QR codes: can they be dangerous?
How a QR code works
First of all, we are going to explain what a QR code is. It is something that in recent years has become very popular to enter web pages, download applications or even give our contact to others. For example, we can see it in a restaurant, placed on the table, to be able to see the menu on our mobile.
It's basically a square, like a barcode, filled with dots. It is capable of storing information and when we read it with our mobile it shows us the stored data. For example, it can be a QR code that takes us to a URL to open it with the browser.
We can see this type of code in many places. Very common, for example, are tourist places. We are in front of a monument or a work of art and just by scanning that square with our mobile, it will show us a page with all the information. This avoids having to print papers or put up information panels.
Why QR codes can be dangerous
The problem is that these QR codes can be dangerous. Actually, anyone can create one and we will not see any difference between a legitimate one and one that is fake, with the naked eye. That is, even on a table in a bar we could find a sticker that the owners of the premises have put and another next to it that anyone has put and takes us to a false page and we would not be able to differentiate them.
Method to send malware
One of the goals of fake QR codes is to sneak malware onto victims' devices. Let's say we open a code with our mobile to access a restaurant menu or view information from any site. That code is going to open a URL. However, it does not take us to a legitimate page, but rather leads us to another controlled by the attacker.
That website may contain malware. For example, it could invite us to download a program. They could even have created that code to simulate that it is from the restaurant and a file appeared to download the menu from that site.
However, by opening that file or link, we are actually downloading malware. It can be a virus, trojan, keylogger ... Any malicious file that aims to steal data or make the computer malfunction.
It is also very common that they can use a QR code to steal passwords through Phishing attacks. After all, we are entering a web page through a URL that could be easily forged. That address can take us to a site that pretends to be a social network such as Facebook or Twitter, an email account, etc. By putting the password, we are actually sending it to a fake site.
Phishing attacks are widely used by hackers today and this type of code has also served to empower them. At the end of the day, they only need the victim to enter the page that they have created similar to the original and enter the data.
Collect user data
Another thing they could achieve with a fraudulently created QR code is to collect information from users. For example, they could ask us to fill out a form to be able to access the menu of a restaurant or to see the content of any tourist place where we are.
This data can include the name, surname, address, email, telephone number ... They could use it to include us in Spam lists and thus send targeted advertising. It is something that many marketing companies look for and one technique to achieve it is this.
How to be protected and avoid problems
After seeing what a QR code is and how it could infect our computers or steal passwords, we are going to give some tips to be protected. In this way, just by taking into account some recommendations we can improve security.
Common sense at all times
The first and most important thing is common sense. It is essential to verify well which URL we are trying to open and see the address. Sometimes only with this we can detect a possible Phishing attack or know if we are entering the official version of any page.
Of course, we will also have to be alert in case we have to download a file. This could make us suspicious if, for example, we only want to see certain information but they ask us to download a program. Never download files without really knowing if they are reliable.

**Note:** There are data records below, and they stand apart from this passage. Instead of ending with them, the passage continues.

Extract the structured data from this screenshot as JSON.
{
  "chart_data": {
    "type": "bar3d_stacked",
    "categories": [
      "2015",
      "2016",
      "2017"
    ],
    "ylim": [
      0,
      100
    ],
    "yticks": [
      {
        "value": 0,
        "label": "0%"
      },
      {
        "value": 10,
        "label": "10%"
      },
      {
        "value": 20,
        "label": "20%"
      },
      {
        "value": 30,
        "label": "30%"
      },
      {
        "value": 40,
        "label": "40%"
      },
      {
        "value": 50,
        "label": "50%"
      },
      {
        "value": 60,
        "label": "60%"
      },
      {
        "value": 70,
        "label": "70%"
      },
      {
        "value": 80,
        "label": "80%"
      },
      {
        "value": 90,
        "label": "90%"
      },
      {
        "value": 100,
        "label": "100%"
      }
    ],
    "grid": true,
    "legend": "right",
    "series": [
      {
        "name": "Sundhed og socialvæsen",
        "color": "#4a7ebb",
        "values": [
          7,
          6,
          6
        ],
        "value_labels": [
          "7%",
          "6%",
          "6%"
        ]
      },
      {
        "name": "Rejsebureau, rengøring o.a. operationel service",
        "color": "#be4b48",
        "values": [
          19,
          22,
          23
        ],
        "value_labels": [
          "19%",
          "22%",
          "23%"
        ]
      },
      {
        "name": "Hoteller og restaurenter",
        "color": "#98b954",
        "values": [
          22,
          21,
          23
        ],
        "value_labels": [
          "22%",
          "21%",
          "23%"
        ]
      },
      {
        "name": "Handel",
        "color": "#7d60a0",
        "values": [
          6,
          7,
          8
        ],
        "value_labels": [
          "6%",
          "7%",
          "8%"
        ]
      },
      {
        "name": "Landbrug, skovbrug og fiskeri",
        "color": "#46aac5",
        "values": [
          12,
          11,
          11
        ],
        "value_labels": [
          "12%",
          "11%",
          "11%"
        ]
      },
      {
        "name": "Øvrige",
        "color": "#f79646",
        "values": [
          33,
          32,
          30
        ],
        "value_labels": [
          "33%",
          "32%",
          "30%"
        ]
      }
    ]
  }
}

Another tip is to always have security programs installed. It does not matter if we are browsing from the computer or mobile, at any time we open a QR code we can be victims of attempted attacks. What better way to be protected than to have an antivirus like Windows Defender, Avast, Kaspersky, or any other guarantee.
If due to any mistake we make, we download a file or enter any page that may insert an add-on or code that puts security at risk, an antivirus can help us eliminate it quickly.
Have the devices updated
Sometimes it may be that when downloading a file or even entering a page they can take advantage of problems on our mobile or computer. This happens if they are out of date and there are vulnerabilities. For example, some viruses can get installed if we have certain failures in the system that have not been corrected.
Therefore, another tip is to always have the equipment updated. You have to install the latest versions of both the operating system and any program that we use. This logically includes the application with which we open the QR codes and the browser itself.
Use a secure code generator
We have seen how to avoid problems if we are going to open a QR code, but how can we create codes safely? The main thing is to use a code generator that is reliable. There are many options that we can see on the Internet or with mobile applications. Not all are going to be safe, logically.
If, for example, we are responsible for a restaurant and we want customers to be able to see the menu with a QR code, that code has to be secure. This way we will prevent clients from reaching another page that is not secure or from downloading an inappropriate file.
Therefore, QR codes can become a major security problem. We must always know if we are opening a safe one or it could be a fraud. It is essential to have your equipment protected and also to maintain common sense.